Thrombotic events have been reported more frequently in renal transplantation recipients with aPL worsening their functional prognosis [14, 23]. In a recent study, the presence of LA at the time of renal transplantation was associated with a high rate of allograft nephropathy associated with antiphospholipid syndrome and poor transplantation outcomes . In the current series, aPL determinations were available in 19 patients, because the systematic screening in the renal transplant unit was carried out only in recent years. In the present series, the allograft failure was related to thrombosis and thrombotic microangiopathy associated with the presence of aPL in two cases; therefore their detection as well as their repetition in the time, despite their negativity, should be recommended in the pretransplantation period.
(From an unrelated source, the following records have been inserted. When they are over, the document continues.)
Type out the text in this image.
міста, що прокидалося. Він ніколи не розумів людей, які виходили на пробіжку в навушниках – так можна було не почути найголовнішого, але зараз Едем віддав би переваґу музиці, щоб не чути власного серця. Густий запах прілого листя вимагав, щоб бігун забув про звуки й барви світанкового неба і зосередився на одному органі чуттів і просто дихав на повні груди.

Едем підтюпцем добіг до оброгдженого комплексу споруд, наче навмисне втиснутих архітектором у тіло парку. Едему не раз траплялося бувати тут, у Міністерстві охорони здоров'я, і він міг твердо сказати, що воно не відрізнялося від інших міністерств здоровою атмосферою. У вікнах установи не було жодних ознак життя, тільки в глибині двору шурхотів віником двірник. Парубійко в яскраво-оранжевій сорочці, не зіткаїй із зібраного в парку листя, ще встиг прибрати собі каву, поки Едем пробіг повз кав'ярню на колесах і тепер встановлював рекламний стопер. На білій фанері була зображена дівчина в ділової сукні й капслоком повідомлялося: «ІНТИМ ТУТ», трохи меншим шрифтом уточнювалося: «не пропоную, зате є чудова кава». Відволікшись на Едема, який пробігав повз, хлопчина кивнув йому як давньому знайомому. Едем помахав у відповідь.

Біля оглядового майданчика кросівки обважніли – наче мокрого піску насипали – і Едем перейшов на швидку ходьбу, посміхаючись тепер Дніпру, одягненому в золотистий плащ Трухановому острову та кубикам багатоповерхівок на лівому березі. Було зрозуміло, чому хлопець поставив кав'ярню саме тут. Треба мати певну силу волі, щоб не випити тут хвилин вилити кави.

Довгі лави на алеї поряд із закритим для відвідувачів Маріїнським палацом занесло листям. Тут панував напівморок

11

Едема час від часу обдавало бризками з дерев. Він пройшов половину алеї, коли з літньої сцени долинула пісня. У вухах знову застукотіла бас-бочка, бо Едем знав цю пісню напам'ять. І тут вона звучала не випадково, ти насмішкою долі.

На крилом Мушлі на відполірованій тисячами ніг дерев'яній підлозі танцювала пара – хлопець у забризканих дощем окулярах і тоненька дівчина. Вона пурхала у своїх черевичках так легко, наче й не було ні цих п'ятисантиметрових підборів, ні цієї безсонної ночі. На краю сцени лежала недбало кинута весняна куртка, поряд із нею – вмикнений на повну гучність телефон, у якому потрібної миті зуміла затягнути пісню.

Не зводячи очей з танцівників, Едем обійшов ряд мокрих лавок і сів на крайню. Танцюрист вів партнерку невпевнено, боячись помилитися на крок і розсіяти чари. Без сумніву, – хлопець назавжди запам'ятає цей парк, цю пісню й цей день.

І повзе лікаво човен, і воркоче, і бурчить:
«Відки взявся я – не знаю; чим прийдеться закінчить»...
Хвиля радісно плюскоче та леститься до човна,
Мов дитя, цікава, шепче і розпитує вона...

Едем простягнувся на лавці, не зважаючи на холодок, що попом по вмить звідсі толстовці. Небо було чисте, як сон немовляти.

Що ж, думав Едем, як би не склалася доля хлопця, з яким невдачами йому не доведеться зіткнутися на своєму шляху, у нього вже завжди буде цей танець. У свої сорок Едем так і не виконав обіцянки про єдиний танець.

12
Current study had some limitations. Due to the retrospective design of our analysis, some points such as the role of activity of SLE in the graft failure or the role of sociodemographic and environmental factors such as educational level, socioeconomic status, or smoking could not be analyzed. Moreover, the limited number of SLE patients who received kidney transplantation is the reason why some significant associations should be considered with caution as indicated by the wide range of confidence intervals. In the data collected, the number of patients with aPL determinations performed before or at the time of kidney transplantation was low; therefore the association between these antibodies and the thrombotic complications was weak and not significant.
Renal transplantation is a good alternative for renal replacement therapy in patients with SLE, but the existence of HCV positive serology and a thrombotic disease associated with the aPL could be related to the development of graft failure. In our series, the patient and graft survival rates as well as factors associated with these end points are similar to that of ESRD caused by other diseases.
Conflict of Interests
The authors declare that there is no conflict of interests regarding the publication of this paper.
Dr. Cairoli received the support of the Agencia Española de Cooperación Internacional y Desarrollo (AECID) (Spain) and the Programa para la Investigación Biomédica (PRO.IN.BIO), Facultad de Medicina, Universidad de la República, Uruguay.